As professor of Sociology, at Cheyney State University, Frank invited me to give a talk on the Life and Social Situation of the Jamaican Sugar Workers as part of their program for broadening the knowledge of their students about the third world. I was also invited to share the platform with him in the Philadelphia Community Centre to talk about the six years of the Sugar Cooperatives in Jamaica, which was to be part of the Wooden Shoe Lecture Series. He was very supportive and delighted when he learned that the Inter-American Foundation was sponsoring me on a six-month course to Coady Institute in Canada beginning in June of 1982. Right away, he started to develop material for me to study for the course. Over the years, he wrote many articles supporting the workers’ cause.

Frank was my brother, good friend, and advisor. I continue to remember him to this day.”

(Matthias Brown)

Sugar Cane Workers

Frank and I were happy to know that, although the sugar cooperatives were ‘mash up’ by the JLP shortly after the party won the 1980 elections (contrary to Seaga’s promises to support them), the coops live on in spirit in the community organizations that grew out of the cooperative movement. Coop leaders, largely under Matthias Brown’s initiative, were wise enough to understand the need for community-based organizations to provide support for the coops. Out of these emerged the Association of Clubs, an umbrella organization of several community clubs in the Frome sugar estate region, many of which have survived until today. Today the AOC, renamed the Association of Community-Based Organisations, (AOCBO), is comprised of community members of all ages who come together for weekly meetings to discuss community issues, to socialize, and have a good time. These clubs have written grants for a great number of community projects, ranging from creating a beautiful park, running a summer camp for over 100 children, building schools, providing educational programs, and providing assistance to hurricane victims, just to name a few. In 2010, the AOCBO was the recipient of the Michael Manley Award for Community Self-Reliance, the highest national honor a community can receive. Frank and I had the opportunity to return to visit with our friends many times in different capacities, something I cherish to this day. In my own case, what Frank helped set in motion has led to the forging of new kinds of relationships with the few remaining coop leaders and members and their many descendants.
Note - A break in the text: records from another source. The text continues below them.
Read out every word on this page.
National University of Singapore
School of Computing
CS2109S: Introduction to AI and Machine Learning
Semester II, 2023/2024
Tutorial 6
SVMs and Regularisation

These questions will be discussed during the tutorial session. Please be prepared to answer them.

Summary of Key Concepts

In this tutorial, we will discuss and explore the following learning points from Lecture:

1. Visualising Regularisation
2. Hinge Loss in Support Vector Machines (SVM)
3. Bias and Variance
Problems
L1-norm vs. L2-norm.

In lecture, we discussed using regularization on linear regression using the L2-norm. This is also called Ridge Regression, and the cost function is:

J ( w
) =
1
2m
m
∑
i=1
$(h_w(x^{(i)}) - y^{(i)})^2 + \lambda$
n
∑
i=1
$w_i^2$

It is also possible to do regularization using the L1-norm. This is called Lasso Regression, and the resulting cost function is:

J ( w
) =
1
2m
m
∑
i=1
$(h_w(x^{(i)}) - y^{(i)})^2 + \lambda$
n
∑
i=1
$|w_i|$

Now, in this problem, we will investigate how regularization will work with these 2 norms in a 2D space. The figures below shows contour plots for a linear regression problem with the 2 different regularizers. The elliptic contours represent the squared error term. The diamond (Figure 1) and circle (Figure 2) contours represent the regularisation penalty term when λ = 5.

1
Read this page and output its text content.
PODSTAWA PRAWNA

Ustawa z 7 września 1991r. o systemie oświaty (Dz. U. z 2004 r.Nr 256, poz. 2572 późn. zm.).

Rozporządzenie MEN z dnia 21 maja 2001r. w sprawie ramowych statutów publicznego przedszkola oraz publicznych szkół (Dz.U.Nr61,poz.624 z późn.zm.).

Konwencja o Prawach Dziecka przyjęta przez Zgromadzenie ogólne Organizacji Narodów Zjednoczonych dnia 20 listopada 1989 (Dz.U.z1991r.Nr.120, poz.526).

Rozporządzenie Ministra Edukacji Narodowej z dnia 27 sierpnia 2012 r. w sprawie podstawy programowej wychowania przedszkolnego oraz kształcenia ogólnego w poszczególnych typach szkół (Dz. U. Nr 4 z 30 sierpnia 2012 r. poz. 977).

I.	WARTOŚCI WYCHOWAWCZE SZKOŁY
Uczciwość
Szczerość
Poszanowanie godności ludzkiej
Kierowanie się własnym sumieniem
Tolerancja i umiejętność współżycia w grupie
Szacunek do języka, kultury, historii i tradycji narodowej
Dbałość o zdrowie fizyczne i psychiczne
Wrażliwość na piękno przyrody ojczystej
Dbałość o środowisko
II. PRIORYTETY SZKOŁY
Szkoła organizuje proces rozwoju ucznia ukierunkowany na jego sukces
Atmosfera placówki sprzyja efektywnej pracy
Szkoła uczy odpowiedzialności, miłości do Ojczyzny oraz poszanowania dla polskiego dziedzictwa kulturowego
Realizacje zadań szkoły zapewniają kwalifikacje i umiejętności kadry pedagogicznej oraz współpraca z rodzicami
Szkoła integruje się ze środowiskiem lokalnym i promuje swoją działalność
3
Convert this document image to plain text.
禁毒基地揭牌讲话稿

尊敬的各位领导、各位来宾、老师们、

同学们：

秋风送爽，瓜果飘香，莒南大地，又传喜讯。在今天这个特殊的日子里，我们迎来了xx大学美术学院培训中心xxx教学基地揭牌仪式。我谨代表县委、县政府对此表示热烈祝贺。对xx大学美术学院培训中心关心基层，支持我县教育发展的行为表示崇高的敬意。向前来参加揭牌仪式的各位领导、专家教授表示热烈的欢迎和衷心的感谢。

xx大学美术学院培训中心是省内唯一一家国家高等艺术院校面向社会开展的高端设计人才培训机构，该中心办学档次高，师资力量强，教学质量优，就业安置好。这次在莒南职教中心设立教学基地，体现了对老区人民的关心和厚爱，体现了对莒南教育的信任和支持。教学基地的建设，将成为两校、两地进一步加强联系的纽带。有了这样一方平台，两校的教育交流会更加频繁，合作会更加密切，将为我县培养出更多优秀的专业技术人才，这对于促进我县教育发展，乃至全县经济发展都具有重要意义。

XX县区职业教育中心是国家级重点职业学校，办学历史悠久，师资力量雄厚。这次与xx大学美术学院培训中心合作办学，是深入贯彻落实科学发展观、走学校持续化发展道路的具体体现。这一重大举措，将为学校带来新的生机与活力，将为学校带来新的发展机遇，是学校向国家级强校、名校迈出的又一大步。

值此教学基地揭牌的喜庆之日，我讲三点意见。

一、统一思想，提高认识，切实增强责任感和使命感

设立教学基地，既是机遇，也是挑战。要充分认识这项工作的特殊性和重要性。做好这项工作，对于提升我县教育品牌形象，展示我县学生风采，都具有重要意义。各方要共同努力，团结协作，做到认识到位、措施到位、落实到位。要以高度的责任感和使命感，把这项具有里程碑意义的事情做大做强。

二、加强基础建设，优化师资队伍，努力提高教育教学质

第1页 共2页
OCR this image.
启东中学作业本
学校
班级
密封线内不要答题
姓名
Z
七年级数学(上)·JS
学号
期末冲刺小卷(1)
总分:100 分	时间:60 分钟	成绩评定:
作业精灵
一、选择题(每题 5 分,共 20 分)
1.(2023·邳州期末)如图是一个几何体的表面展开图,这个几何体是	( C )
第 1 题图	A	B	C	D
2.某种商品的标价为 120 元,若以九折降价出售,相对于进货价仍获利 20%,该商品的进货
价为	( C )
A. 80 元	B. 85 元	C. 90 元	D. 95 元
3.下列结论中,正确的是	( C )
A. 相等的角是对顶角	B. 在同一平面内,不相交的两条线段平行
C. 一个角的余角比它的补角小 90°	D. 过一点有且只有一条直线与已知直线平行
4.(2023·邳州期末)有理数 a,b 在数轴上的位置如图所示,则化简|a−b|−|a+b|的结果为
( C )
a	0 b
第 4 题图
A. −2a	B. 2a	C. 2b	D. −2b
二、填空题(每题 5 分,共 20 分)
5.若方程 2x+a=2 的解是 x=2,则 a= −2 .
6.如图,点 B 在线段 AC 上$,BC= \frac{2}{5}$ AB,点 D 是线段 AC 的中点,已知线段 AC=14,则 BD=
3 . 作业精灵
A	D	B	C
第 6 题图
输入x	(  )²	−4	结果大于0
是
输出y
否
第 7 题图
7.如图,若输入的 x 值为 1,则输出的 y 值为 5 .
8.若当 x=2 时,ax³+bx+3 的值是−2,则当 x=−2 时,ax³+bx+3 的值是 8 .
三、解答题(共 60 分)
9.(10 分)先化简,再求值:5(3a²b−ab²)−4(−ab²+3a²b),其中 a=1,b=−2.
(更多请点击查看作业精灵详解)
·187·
The Association of Community-Based Organisations has adopted village tourism as one of its many on-going projects to bring more resources directly into the community. In my own capacity as a volunteer for Amizade Global Service-Learning and Volunteer programs and Matthias Brown’s work as Amizade’s Site Director, hundreds of students, mostly from the U.S., have been able to learn, together with Jamaican youth, what successful grassroots community development looks like from the AOCBO members and the families that host them. Our long-term commitment, not yet achieved, is to generate a more sustainable resource base for community-led development projects and more opportunities for AOCBO members and low-income youth to learn and serve in the U.S. and other partner organizations in Africa, Europe and South America.

The sugar worker cooperatives did not survive as an organizational form and hierarchical and exploitative institutional structures remain firmly entrenched in the U.S. and Jamaica. But what several thousand Jamaican sugar workers accomplished when they courageously challenged a several hundred year-old plantation system founded in slavery, serves as a shining example of what IS possible. Frank’s life’s work, too, is a constant reminder of the need to educate new generations about cooperation, not competition, as the necessary foundation for human economic activity, social organization, and consciousness if we, and the life forms we depend on, are to survive.